This dilemma lies in the conflicting interests of the global ecological need and the national sovereignty of the nation in terms of development. On the one hand, the science of the necessary provides an urgent and radical decrease in carbon footprint to remain within the planetary frame; on the other, the politics of the possible is characterized by short-term interests, historic wrongs, and the global South requirements of development. The United Nations Framework Convention on Climate Change (UNFCCC) is the sole international platform of concerted action, but this is in a hollowing multilateralism and systemic heterogeneity environment (Leal-Arcas, 2025). With the process of globalization and the decay of the traditional Western poles as policies under both liberal and imperialist hegemonies over time, the global regulation of governance and regulation has shifted between the aligned pattern (in the liberal hegemony) and the misaligned pattern (between the competing actors and processes) of global governance and regulation. Usually, the term collapse of the liberal order is characterized not as a bang but instead as a gradual fracture, which is said to recall the image created by T.S. Eliot, who does not see the world eventually breaking, but breaking with a whimper. The defeat of the promise of universal prosperity by the post-1989 world has resulted in the backlash of economic openness and the emergence of retrogressive unions (Conway et al. 2025).
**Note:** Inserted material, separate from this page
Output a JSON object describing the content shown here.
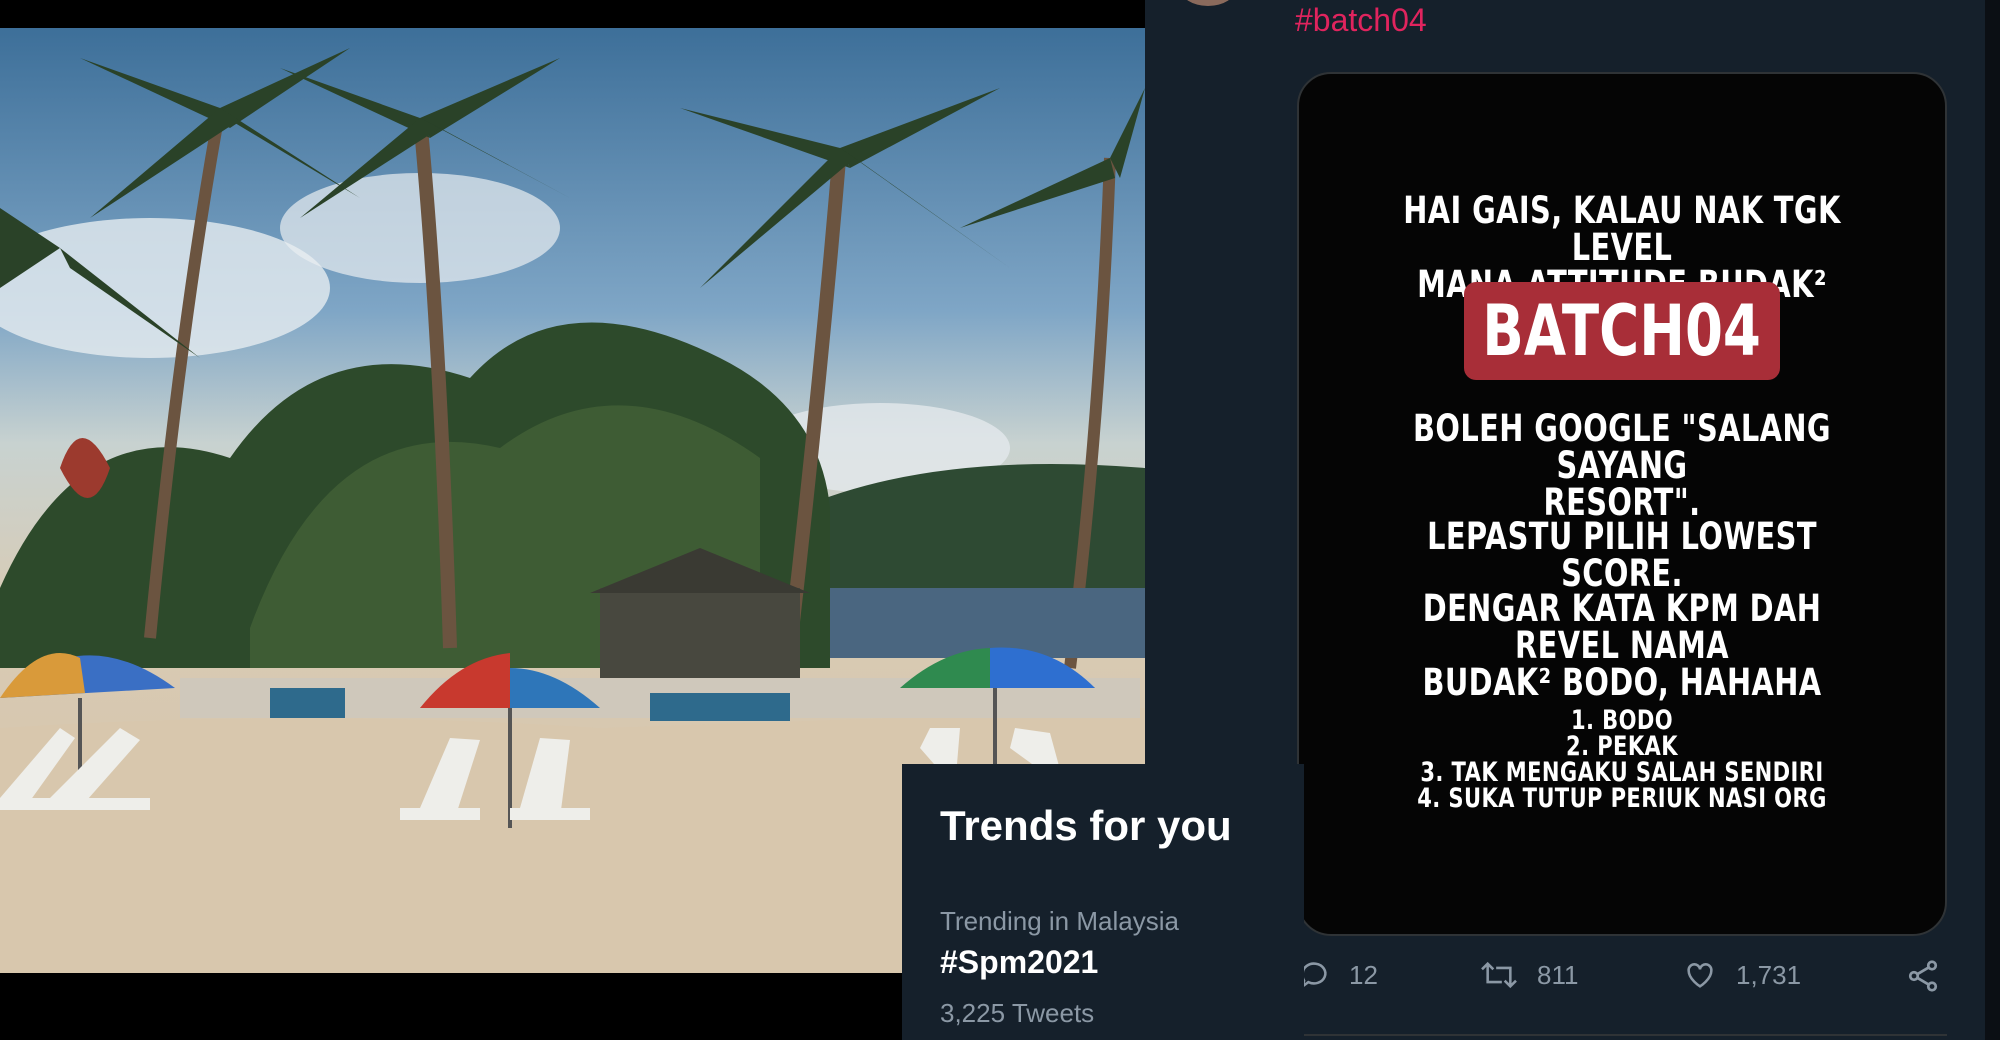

The old rules-based order is rapidly replaced in this disjointed world by the cliques and mini-lateral forums of dialogue, like the G20 and the Quadrilateral Security Dialogue (QUAD), where the cooperation is motivated by the interests of specific issues.
4.0 Theoretical Frameworks of Polarity and the Shift toward Multipolarity
In order to comprehend the ongoing shift, the basic theories of international relations need to be dealt with. The allocation of power in the international system is referred to as polarity, which explains cooperation and conflict patterns. The substitution of the unipolar situation of the 1990s, where the US was dominant, with the multipolar situation is just the natural result of the process of economic globalization and regional power claims (Mehdi, 2025). According to structural realism by Kenneth Waltz, multipolar systems that are characterized by the presence of multiple great powers, such as China, India, and Russia, are likely to result in the formation of changing alliances and increased uncertainty.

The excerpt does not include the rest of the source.